La trasformazione: 'Io mi curo' oltre il tumore
Come racconta nel suo libro,“Io (mi) curo. Una storia di tumori, timori e trasformazioni” (ed. KS Books), insieme al cancro oltre alle paure arrivano anche le occasioni di cambiamento. “Questo percorso lungo e tortuoso mi ha portato a capire molto di me stessa. È stata una trasformazione, suddivisa in tre momenti di passaggio, in cui il corpo mi ha fatto comprendere cose importanti. Ho imparato ad abbandonare comportamenti malsani come l’abnegazione nel lavoro, reprimere bisogni ed emozioni. Ho lavorato sulla consapevolezza per sapere intercettare quei comportamenti che adottavo inconsapevolmente. E ho capito chi è davvero Mariarita”.
Sorella gemella in una famiglia con due coppie di gemelle, Mariarita è cresciuta con la difficoltà di riconoscere e affermare la sua autenticità e l’unicità. Realizzarsi dal punto di vista lavorativo è diventata una priorità. “Ma evidentemente ho perso il centro, il focus, che sono io con le mie emozioni e i miei bisogni” ammette con la soddisfazione di chi ha trovato il bandolo della matassa.

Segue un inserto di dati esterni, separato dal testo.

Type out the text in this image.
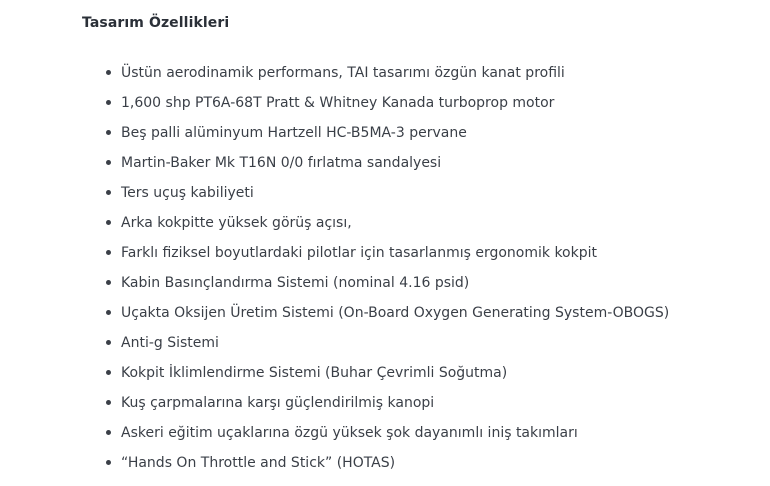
Tasarım Özellikleri
Üstün aerodinamik performans, TAI tasarımı özgün kanat profili
1,600 shp PT6A-68T Pratt & Whitney Kanada turboprop motor
Beş palli alüminyum Hartzell HC-B5MA-3 pervane
Martin-Baker Mk T16N 0/0 fırlatma sandalyesi
Ters uçuş kabiliyeti
Arka kokpitte yüksek görüş açısı,
Farklı fiziksel boyutlardaki pilotlar için tasarlanmış ergonomik kokpit
Kabin Basınçlandırma Sistemi (nominal 4.16 psid)
Uçakta Oksijen Üretim Sistemi (On-Board Oxygen Generating System-OBOGS)
Anti-g Sistemi
Kokpit İklimlendirme Sistemi (Buhar Çevrimli Soğutma)
Kuş çarpmalarına karşı güçlendirilmiş kanopi
Askeri eğitim uçaklarına özgü yüksek şok dayanımlı iniş takımları
“Hands On Throttle and Stick” (HOTAS)
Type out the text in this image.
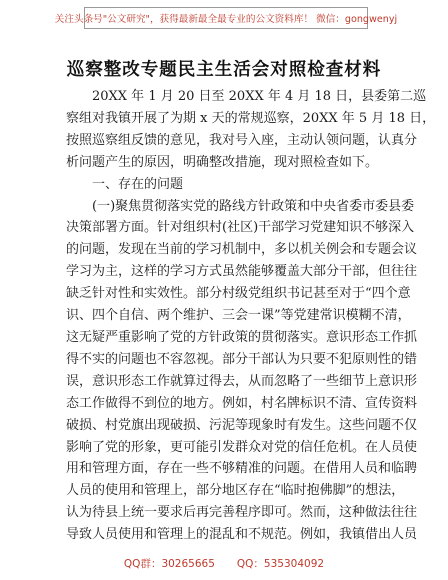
关注头条号"公文研究"，获得最新最全最专业的公文资料库！ 微信：gongwenyj
巡察整改专题民主生活会对照检查材料
20XX 年 1 月 20 日至 20XX 年 4 月 18 日，县委第二巡
察组对我镇开展了为期 x 天的常规巡察，20XX 年 5 月 18 日，
按照巡察组反馈的意见，我对号入座，主动认领问题，认真分
析问题产生的原因，明确整改措施，现对照检查如下。
一、存在的问题
(一)聚焦贯彻落实党的路线方针政策和中央省委市委县委
决策部署方面。针对组织村(社区)干部学习党建知识不够深入
的问题，发现在当前的学习机制中，多以机关例会和专题会议
学习为主，这样的学习方式虽然能够覆盖大部分干部，但往往
缺乏针对性和实效性。部分村级党组织书记甚至对于“四个意
识、四个自信、两个维护、三会一课”等党建常识模糊不清，
这无疑严重影响了党的方针政策的贯彻落实。意识形态工作抓
得不实的问题也不容忽视。部分干部认为只要不犯原则性的错
误，意识形态工作就算过得去，从而忽略了一些细节上意识形
态工作做得不到位的地方。例如，村名牌标识不清、宣传资料
破损、村党旗出现破损、污泥等现象时有发生。这些问题不仅
影响了党的形象，更可能引发群众对党的信任危机。在人员使
用和管理方面，存在一些不够精准的问题。在借用人员和临聘
人员的使用和管理上，部分地区存在“临时抱佛脚”的想法，
认为待县上统一要求后再完善程序即可。然而，这种做法往往
导致人员使用和管理上的混乱和不规范。例如，我镇借出人员
QQ群：30265665 QQ：535304092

“Grazie ai percorsi di evoluzione personale, ho compreso che la mia storia può essere d’aiuto ad altre persone che come me si sono trovate a fare i conti con la malattia in un periodo costruttivo e maturo della vita. Nel libro racconto del lavoro di riappropriazione di me stessa e della mia vera voce. Ora, però, voglio anche offrire percorsi di accompagnamento e di supporto alle donne che devono rimettere in discussione la propria vita”.
Per quanto devastante, una malattia come un tumore borderline dell’ovaio può diventare un catalizzatore del cambiamento, dare una spinta a fermarsi, ascoltarsi e rinegoziare la propria relazione con sé stessi e con il mondo. Il concetto di “curarsi” assume così un significato più ampio, che va oltre la terapia medica.
Rinascere nella gioia: un percorso per tutti
Il nuovo progetto di Mariarita si chiama Rinascere nella gioia. “Racchiude l’intenzione di riaffacciarsi alla vita senza negare ciò che c’è stato. Nel percorso c’è una fase di elaborazione del vissuto e di contatto con le emozioni per imparare a riconoscerle e poi lasciarle andare” spiega Mariarita. “Questa è una fase necessaria per riappropriarsi della vitalità del proprio corpo. Il corpo è lo strumento della malattia, ma è soprattutto la vittima. Dobbiamo riabilitarlo soprattutto quando fatichiamo a vederci ‘come prima’. Noi siamo corpo, e la gioia non può arrivare senza un coinvolgimento attivo del corpo”.
Serve poi agire su quello che gli inglesi chiamano mindset e trasformare le convinzioni malsane che ci tengono in una stagnazione in cui il sistema immunitario rischia di indebolirsi. “Il percorso che attuo avvia al pensiero sano che coltiva la fiducia, la speranza, e afferra la gioia che ci terrà su un cammino di salute, il più a lungo possibile”.
Mariarita ha trasformato la sua esperienza in un dono per altre donne, creando un percorso che con un approccio olistico che mira a ricostruire la gioia di vivere. “Il mio più grande sogno è poter vedere delle donne felici, contente e realizzate, anche quando il percorso di vita è stato accidentato”. Un sogno che racchiude in sé la speranza e la capacità di guardare avanti, nonostante le tempeste affrontate.